Tom and I were picnicking in Yellowstone National Park when we were joined by a big black bird, a raven with menacing beak and hunched shoulders. It flew to a nearby tree and watched intently as we fished out the crackers, sliced thick slabs of Munster cheese from a block, and poured milk into our cups. It seemed, you know, just a bit too close. Still, we hovered over our lunch and felt like we had command of the situation until Tom got up from the table to look for napkins in the opened trunk. He couldn’t find them.
I got up to help him and in that split second when my eyes were elsewhere, the raven swooped it, nabbed the entire block of Munster cheese and flew away.
I think of that raven each time I hear the resident raven croaking from the farmland just beyond our house in Center City, of how I was outwitted by a bird. Ravens are common in northern Minnesota, but Chisago County is at the southern edge of its range. The Minnesota Breeding Bird Atlas, completed a few years ago, considered them “probable breeders” in Chisago County, but there was no positive identification of a nest.
This classification is a marked change from when T. S. Roberts wrote The Birds of Minnesota in 1932. Roberts considered the raven “a disappearing bird” headed for extinction in the state. They had once been common in the many logging camps in northern Minnesota during the great deforestation, but since the closing of the camps, were increasingly rare. He gave no reason for the decline, but the MNBBA suggests that human persecution in the form of shooting, poisoning, and trapping; and the conversion of forest to agricultural land and urbanization played a role.

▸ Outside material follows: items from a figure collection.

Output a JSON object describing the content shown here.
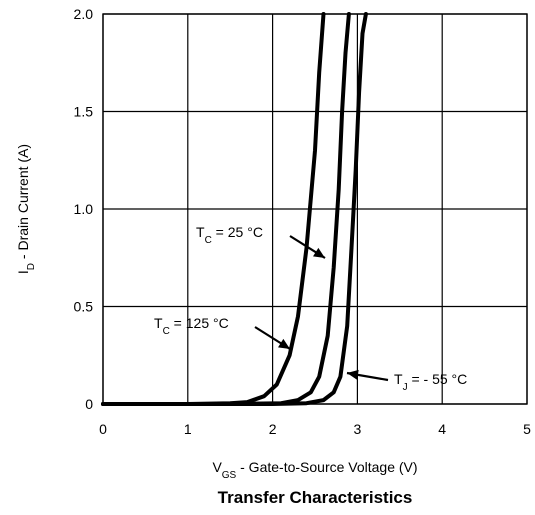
{
  "chart_data": {
    "type": "line",
    "title": "Transfer Characteristics",
    "xlabel": {
      "main": "V",
      "sub": "GS",
      "rest": " - Gate-to-Source Voltage (V)"
    },
    "ylabel": {
      "main": "I",
      "sub": "D",
      "rest": " - Drain Current (A)"
    },
    "xlim": [
      0,
      5
    ],
    "ylim": [
      0,
      2.0
    ],
    "xticks": [
      "0",
      "1",
      "2",
      "3",
      "4",
      "5"
    ],
    "yticks": [
      "0",
      "0.5",
      "1.0",
      "1.5",
      "2.0"
    ],
    "grid": true,
    "series": [
      {
        "name": "TC = 125 °C",
        "label": {
          "main": "T",
          "sub": "C",
          "rest": " = 125 °C"
        },
        "x": [
          0,
          1.0,
          1.5,
          1.7,
          1.9,
          2.05,
          2.2,
          2.3,
          2.4,
          2.5,
          2.55,
          2.6
        ],
        "y": [
          0,
          0,
          0.004,
          0.01,
          0.04,
          0.1,
          0.25,
          0.45,
          0.8,
          1.3,
          1.7,
          2.0
        ]
      },
      {
        "name": "TC = 25 °C",
        "label": {
          "main": "T",
          "sub": "C",
          "rest": " = 25 °C"
        },
        "x": [
          0,
          1.5,
          2.1,
          2.3,
          2.45,
          2.55,
          2.65,
          2.72,
          2.78,
          2.82,
          2.86,
          2.9
        ],
        "y": [
          0,
          0,
          0.004,
          0.02,
          0.06,
          0.14,
          0.35,
          0.7,
          1.1,
          1.5,
          1.8,
          2.0
        ]
      },
      {
        "name": "TJ = - 55 °C",
        "label": {
          "main": "T",
          "sub": "J",
          "rest": " = - 55 °C"
        },
        "x": [
          0,
          2.0,
          2.4,
          2.6,
          2.72,
          2.8,
          2.88,
          2.93,
          2.98,
          3.02,
          3.06,
          3.1
        ],
        "y": [
          0,
          0,
          0.004,
          0.02,
          0.06,
          0.14,
          0.4,
          0.8,
          1.2,
          1.6,
          1.9,
          2.0
        ]
      }
    ]
  }
}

However, Minnesota ornithologist Bob Janssen has noted the raven’s come-back, and the gradual expansion of its range, first westward, and then southward since the 1950s. Now considered a common northern bird, it still seems to prefer forested areas to nest in, and also, conversely, human settlements.
Ravens are exceptionally smart. They are noted problem solvers, a characteristic that has been attributed to the fact that they feed on carrion side by side with some ferocious predators: wolves. Ravens pair up between two and four years of age and mate for life. Their nests are comprised of sticks and may be as big as five feet across and two feet high. The female lays 3-7 eggs and incubates them for 20-25 days. Nestlings remain in the nest 28-50 days.
Like their cousins, the crows, ravens are good mimics. One bird was taught as a hatchling to croak “Nevermore.”
University of Vermont zoologist Bernd Heinrich, attracted to ravens since his childhood in Germany, has written a comprehensive book on these beguiling birds, Mind of the Raven: investigations and adventures with Wolf-birds. He relates his experience with semi-tame ravens and his observations of their capabilities. The book is weighty, both figuratively and literally, but it is well worth the trouble to have on your shelf, to dip in and out of for a pleasurable evening’s read. The world will seem more alive to you, with ravens in it.